Mit den Riemen war es schon etwas schwieriger, hier musste Dampf herhalten und diverse Lederfarben. "Da wir überhaupt keine Erfahrung hatte, haben wir alles aus dem Gefühl heraus gemacht", sagt der Schuhmachermeister. Wieder verwendet wurden, von einigen Ausnahmen abgesehen, hingegen die alten, geschmiedeten Nägel. "Hervorragende Arbeit", lobt Nowak den Schmied, "denn ich habe die problemlos heraus bekommen." Auf das neuerliche Einschlagen wurde jedoch verzichtet - die nötigen Löcher wurden vorgebohrt.

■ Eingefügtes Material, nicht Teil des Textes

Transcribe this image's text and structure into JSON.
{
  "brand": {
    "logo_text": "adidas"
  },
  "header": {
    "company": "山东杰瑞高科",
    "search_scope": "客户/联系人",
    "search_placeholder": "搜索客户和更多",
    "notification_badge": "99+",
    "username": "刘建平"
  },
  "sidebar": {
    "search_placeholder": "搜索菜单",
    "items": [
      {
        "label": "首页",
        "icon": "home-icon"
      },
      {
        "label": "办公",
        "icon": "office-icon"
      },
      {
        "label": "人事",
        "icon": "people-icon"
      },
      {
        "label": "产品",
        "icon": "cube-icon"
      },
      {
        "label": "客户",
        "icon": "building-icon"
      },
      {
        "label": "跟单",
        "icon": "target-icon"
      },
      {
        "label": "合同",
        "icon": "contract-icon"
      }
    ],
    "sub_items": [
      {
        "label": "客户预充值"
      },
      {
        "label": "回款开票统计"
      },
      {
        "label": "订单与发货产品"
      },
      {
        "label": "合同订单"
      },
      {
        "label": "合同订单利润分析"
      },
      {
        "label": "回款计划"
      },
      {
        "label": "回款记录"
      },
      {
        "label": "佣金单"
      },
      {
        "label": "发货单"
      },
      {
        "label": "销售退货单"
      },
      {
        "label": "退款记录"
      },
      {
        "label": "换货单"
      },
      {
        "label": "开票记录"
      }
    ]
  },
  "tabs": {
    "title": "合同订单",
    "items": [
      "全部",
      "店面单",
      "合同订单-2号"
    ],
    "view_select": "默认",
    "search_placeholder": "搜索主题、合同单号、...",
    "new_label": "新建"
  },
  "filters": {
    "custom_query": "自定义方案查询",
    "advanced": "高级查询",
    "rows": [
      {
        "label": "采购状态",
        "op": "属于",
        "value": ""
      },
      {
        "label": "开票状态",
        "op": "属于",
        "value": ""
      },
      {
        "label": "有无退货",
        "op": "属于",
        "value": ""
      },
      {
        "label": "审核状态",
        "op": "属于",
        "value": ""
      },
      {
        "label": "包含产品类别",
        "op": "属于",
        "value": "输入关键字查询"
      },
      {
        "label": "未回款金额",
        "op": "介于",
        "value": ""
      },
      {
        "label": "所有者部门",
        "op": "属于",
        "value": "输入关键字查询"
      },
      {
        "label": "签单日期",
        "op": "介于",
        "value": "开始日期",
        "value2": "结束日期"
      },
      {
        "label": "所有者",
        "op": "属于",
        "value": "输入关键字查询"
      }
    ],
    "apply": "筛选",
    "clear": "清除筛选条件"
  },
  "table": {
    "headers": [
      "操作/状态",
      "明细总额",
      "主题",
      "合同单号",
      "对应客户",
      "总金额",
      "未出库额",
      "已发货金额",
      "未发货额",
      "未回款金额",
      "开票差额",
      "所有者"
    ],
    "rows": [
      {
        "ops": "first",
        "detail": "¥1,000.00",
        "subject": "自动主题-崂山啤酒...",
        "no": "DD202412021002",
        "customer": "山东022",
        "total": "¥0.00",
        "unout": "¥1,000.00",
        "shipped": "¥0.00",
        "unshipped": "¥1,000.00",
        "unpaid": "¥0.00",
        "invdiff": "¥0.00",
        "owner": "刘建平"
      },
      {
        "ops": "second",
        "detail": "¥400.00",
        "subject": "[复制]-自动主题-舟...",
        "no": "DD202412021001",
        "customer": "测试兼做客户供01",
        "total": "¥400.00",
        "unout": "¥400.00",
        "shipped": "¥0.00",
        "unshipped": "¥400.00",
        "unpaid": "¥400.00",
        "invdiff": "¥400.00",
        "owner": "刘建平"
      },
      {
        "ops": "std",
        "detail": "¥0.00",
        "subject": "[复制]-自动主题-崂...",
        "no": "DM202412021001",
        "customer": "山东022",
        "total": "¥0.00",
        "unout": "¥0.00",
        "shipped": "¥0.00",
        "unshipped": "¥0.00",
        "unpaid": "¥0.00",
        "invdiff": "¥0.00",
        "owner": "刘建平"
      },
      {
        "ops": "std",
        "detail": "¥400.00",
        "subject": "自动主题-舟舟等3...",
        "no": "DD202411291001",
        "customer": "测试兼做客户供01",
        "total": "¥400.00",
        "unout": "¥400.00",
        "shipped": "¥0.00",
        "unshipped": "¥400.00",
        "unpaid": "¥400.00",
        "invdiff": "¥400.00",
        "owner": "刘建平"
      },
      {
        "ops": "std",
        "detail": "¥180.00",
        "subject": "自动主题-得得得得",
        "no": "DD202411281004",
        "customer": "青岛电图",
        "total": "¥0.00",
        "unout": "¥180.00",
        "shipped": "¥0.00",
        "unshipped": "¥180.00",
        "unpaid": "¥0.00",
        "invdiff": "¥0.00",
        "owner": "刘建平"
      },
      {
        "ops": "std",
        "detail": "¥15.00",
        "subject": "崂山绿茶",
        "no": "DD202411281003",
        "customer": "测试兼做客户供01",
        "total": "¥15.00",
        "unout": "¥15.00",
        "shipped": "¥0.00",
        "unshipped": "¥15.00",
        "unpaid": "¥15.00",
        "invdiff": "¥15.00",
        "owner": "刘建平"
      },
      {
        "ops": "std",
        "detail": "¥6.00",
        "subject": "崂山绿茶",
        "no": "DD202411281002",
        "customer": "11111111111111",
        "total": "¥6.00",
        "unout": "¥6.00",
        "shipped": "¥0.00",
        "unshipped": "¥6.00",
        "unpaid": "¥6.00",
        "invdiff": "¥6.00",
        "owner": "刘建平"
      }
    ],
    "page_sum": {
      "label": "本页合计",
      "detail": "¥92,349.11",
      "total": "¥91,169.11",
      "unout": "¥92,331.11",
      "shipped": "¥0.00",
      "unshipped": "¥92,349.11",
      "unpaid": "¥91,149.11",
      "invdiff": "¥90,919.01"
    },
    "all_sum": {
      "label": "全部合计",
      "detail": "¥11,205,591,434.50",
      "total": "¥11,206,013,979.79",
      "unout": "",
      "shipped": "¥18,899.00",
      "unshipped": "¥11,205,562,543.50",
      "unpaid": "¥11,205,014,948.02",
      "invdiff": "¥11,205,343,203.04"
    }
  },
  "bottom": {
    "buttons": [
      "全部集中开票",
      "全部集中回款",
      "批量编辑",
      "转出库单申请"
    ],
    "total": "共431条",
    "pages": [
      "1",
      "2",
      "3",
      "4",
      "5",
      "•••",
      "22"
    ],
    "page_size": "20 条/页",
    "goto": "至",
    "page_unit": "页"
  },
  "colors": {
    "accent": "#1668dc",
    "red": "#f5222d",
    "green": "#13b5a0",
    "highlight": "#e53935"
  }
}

Inzwischen steht der Prügelbock, auf dem kurioserweise nur Männer ausgepeitscht wurden, wieder im Schlossmuseum. "Er passt hervorragend in unsere Ensemble der mittelalterlichen Strafgerichtsbarkeit", freut sich Museumsdirektor Mühldorfer-Vogt und spricht von einem "sehr wertvollen Mosaikstein" für das Quedlinburger Museum.